Penjuru-kabupaten bekasi 24 Oktober 2024. Jayalaksana kampung cangkring ujung, GARCHA COMMUNITY gelar kegiatan rutinitas Santunan yatim piatu dan dhuafa dan sedikit memberikan insentif kepada guru ngaji tanpa gaji sekampung cangkring,
“kami (GARCHA COMMUNITY) akan terus mengembangkan kegiatan rutinitas baksos (bakti sosial) ini ke seluruh kampung-kampung yang berada di cabangbungin, khususnya baksos memberikan insentif kepada guru ngaji tanpa gaji itu, karena para guru ini Harus benar-benar di perhatikan kesejahteraan hidup nya, pemerintah harus benar-benar memberikan perhatian khusus kepada guru-guru, meskipun tidak sebarap yang kami berikan ini tapi Mudah-mudahan bisa bermanfaat untuk keluarganya dan lebih bersemangat lagi dalam memberikan ilmu pada murid-murid di majelis taklimnya, dengan semangat muda yang bergelora akan terus mengupayakan yang terbaik untuk para guru ngaji dan masyarakat sekitar, umumnya untuk masyarakat luas di manapun berada” Ujar Hadad alwi, ketua GARCHA
Kegiatan rutinitas ini sudah berjalan 3 tahun 1 bulan dengan penuh lika liku di setiap acaranya namun tidak sama sekali menyurutkan semangat juang kami.

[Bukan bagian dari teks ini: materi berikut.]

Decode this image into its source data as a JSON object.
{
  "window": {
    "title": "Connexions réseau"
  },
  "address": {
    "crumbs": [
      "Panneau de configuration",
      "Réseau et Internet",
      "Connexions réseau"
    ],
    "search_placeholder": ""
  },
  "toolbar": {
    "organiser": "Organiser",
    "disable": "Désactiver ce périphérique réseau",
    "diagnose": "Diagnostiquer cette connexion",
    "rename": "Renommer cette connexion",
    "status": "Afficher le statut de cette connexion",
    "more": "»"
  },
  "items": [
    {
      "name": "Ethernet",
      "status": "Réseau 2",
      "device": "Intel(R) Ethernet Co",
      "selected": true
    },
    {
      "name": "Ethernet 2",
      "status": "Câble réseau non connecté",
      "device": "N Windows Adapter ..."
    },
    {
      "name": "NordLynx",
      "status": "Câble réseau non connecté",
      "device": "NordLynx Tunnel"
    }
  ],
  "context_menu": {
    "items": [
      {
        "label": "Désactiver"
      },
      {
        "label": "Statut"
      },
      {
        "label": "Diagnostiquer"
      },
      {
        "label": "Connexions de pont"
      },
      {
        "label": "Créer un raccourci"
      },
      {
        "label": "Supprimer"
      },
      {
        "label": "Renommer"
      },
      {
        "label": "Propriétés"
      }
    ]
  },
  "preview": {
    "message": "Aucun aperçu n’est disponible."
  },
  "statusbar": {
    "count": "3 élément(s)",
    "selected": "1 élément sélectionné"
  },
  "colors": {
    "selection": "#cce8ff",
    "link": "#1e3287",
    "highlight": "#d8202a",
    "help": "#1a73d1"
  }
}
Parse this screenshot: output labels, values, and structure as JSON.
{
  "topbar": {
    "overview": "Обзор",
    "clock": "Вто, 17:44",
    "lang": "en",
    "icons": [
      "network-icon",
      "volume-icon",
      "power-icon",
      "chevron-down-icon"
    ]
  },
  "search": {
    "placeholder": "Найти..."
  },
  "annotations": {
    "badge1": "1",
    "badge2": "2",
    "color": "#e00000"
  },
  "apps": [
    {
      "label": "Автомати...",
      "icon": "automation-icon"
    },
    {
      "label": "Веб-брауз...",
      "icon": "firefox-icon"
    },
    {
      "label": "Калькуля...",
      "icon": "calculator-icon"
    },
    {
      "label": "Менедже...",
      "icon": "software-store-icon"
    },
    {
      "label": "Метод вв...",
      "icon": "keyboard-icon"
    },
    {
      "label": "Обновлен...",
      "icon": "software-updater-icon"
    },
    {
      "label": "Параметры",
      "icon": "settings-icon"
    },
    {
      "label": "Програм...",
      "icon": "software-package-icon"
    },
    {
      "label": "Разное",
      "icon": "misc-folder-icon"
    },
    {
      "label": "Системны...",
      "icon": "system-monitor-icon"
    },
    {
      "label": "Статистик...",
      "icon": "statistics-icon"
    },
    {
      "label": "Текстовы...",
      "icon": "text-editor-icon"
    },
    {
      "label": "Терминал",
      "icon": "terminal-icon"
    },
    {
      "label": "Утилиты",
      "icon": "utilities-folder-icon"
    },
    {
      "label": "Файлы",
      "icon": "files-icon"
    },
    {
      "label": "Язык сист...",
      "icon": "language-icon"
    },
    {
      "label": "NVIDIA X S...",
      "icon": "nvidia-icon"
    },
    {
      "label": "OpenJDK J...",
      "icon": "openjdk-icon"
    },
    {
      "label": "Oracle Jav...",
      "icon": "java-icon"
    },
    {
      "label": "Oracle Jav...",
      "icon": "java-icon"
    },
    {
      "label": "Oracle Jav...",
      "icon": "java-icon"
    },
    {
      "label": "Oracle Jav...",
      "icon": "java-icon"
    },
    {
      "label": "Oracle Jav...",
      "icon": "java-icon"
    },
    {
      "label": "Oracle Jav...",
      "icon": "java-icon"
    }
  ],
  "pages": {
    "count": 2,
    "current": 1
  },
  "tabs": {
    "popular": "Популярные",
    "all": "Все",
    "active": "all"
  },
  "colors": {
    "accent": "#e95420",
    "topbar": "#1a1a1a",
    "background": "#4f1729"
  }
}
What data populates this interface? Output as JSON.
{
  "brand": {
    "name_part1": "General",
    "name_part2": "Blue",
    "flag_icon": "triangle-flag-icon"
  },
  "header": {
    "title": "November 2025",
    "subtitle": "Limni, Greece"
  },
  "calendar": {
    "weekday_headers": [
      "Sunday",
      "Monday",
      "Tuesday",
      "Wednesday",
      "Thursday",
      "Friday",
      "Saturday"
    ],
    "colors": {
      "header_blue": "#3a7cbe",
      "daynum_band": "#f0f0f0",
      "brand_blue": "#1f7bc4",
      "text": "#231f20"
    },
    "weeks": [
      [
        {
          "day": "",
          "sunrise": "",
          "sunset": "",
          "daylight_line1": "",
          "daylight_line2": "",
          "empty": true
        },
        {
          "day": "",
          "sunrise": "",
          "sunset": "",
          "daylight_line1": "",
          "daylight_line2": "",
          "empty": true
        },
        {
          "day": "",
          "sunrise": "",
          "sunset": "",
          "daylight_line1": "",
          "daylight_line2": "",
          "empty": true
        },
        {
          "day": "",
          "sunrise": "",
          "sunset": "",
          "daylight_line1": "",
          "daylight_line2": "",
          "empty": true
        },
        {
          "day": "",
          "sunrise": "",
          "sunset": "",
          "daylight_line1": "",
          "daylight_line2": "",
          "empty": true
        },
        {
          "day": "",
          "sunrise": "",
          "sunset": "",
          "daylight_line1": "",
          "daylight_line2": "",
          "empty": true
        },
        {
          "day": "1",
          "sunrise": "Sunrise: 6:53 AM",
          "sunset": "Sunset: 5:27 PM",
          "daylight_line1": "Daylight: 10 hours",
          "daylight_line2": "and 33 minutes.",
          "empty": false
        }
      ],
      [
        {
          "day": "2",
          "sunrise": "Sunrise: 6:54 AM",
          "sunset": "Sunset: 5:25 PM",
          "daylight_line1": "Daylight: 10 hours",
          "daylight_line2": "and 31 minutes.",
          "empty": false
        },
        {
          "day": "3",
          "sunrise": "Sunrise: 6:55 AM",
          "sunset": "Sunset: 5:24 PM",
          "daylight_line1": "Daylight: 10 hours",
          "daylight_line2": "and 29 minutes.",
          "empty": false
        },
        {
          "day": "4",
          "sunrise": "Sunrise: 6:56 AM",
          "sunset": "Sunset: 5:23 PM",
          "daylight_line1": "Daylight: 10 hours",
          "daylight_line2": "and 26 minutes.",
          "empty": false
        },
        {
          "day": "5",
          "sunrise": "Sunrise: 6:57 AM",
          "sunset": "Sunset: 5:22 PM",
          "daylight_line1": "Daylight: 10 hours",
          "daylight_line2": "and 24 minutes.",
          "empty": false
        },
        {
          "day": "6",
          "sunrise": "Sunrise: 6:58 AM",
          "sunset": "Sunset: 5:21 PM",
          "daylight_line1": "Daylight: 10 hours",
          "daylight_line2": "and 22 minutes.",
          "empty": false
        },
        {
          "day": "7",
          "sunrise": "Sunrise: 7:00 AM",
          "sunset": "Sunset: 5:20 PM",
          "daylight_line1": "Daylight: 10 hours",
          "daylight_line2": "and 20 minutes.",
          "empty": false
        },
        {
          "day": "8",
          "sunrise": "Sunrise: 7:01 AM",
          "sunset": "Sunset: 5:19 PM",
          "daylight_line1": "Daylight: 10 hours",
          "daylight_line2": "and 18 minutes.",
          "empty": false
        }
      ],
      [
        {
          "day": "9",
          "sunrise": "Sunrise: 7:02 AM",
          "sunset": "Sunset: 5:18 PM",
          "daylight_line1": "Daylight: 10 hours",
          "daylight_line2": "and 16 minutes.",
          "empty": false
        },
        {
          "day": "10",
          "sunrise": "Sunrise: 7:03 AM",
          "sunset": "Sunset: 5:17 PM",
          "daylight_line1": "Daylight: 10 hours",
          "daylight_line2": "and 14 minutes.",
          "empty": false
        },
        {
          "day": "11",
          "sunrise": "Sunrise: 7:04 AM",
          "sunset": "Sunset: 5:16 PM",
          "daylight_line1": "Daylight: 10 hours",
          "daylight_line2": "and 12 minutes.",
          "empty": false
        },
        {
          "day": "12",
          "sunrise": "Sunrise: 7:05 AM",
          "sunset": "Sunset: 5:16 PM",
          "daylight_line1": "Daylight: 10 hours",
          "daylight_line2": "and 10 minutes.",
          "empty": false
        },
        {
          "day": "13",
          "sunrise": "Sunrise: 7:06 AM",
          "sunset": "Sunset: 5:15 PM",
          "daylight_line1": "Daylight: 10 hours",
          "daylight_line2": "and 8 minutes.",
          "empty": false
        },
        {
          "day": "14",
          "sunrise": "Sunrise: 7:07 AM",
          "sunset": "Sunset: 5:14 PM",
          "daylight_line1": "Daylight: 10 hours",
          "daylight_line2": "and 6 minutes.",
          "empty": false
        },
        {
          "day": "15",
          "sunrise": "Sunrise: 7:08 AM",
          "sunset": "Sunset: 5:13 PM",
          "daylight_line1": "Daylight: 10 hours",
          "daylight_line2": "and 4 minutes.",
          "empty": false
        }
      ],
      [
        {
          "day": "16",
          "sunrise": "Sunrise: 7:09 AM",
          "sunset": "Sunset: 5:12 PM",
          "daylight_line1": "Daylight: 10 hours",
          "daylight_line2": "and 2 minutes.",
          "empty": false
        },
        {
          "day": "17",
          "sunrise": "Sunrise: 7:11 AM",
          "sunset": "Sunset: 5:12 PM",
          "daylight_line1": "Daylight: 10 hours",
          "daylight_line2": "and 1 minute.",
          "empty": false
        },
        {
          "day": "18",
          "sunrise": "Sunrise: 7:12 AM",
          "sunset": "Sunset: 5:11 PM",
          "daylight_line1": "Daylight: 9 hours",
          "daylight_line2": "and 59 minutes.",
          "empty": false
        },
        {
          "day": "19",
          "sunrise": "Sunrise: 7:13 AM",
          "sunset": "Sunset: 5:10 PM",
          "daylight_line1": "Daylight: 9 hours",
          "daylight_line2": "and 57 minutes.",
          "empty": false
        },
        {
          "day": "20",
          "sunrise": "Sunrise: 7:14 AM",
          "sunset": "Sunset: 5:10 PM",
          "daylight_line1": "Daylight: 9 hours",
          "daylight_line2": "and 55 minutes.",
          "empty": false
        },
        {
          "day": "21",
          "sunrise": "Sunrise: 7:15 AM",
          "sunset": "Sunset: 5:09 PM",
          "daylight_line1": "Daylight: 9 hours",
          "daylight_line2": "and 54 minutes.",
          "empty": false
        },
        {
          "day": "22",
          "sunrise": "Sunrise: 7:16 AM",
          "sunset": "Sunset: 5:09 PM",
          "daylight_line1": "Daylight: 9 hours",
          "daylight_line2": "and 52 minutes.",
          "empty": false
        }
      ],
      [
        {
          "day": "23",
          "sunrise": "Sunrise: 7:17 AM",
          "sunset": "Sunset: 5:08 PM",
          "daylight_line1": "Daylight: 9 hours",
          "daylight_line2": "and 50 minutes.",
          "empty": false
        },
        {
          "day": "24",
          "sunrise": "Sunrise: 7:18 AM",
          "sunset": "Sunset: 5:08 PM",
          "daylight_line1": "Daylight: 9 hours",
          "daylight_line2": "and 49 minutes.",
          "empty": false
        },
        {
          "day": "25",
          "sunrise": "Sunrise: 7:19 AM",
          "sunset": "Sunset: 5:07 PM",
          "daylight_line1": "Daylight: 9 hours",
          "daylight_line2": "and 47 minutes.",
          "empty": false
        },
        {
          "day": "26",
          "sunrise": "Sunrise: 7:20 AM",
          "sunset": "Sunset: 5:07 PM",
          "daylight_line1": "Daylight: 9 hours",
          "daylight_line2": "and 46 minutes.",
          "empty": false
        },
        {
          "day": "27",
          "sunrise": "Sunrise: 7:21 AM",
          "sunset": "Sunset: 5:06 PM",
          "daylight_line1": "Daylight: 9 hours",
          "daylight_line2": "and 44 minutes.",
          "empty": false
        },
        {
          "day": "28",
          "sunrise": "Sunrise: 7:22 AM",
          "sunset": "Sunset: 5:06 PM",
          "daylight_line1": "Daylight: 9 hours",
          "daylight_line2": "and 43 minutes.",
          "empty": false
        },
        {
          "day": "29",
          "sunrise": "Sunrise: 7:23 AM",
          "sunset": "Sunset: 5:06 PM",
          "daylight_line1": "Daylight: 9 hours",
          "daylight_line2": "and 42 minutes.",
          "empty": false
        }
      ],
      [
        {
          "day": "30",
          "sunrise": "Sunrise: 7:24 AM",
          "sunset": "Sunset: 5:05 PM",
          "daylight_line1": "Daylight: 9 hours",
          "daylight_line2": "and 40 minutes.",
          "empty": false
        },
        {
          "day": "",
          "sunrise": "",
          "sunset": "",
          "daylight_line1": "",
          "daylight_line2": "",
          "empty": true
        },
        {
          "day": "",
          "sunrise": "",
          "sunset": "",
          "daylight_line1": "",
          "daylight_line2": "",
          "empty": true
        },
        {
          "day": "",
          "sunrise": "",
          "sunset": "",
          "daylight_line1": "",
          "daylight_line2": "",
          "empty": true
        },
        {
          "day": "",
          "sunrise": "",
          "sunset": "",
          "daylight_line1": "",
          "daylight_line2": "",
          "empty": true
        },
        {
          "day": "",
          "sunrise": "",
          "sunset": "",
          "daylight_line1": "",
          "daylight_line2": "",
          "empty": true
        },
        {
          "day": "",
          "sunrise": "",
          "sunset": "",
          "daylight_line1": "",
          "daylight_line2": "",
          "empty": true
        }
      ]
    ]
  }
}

“Harapan di 3 tahun 1 bulan kegiatan ini bisa menjadi contoh untuk para pemuda-pemudi di cabangbungin untuk terus berbuat baik terhadap sesama” Tambah Alwi.
“Kegiatan rutinitas baksos GARCHA community akan terus berjalan sampai regenerasi yang akan datang dan akan kami wariskan kepada junior-junior yang berada di kampung cangkring ini sebagai bentuk pengamalan yang sudah di ajarkan oleh para guru/ustadz yang berada di kampung cangkring, meskipun kegiatan ini tanpa suport dan dukungan dari pemerintah setempat namun tidak sama sekali menyurutkan semangat kami untuk terus memberikan kebermanfaatan pada masyarakat kampung cangkring ujung desa jayalaksana. ” Pungkas Hadad alwi ketua GARCHA community. (24/10/24)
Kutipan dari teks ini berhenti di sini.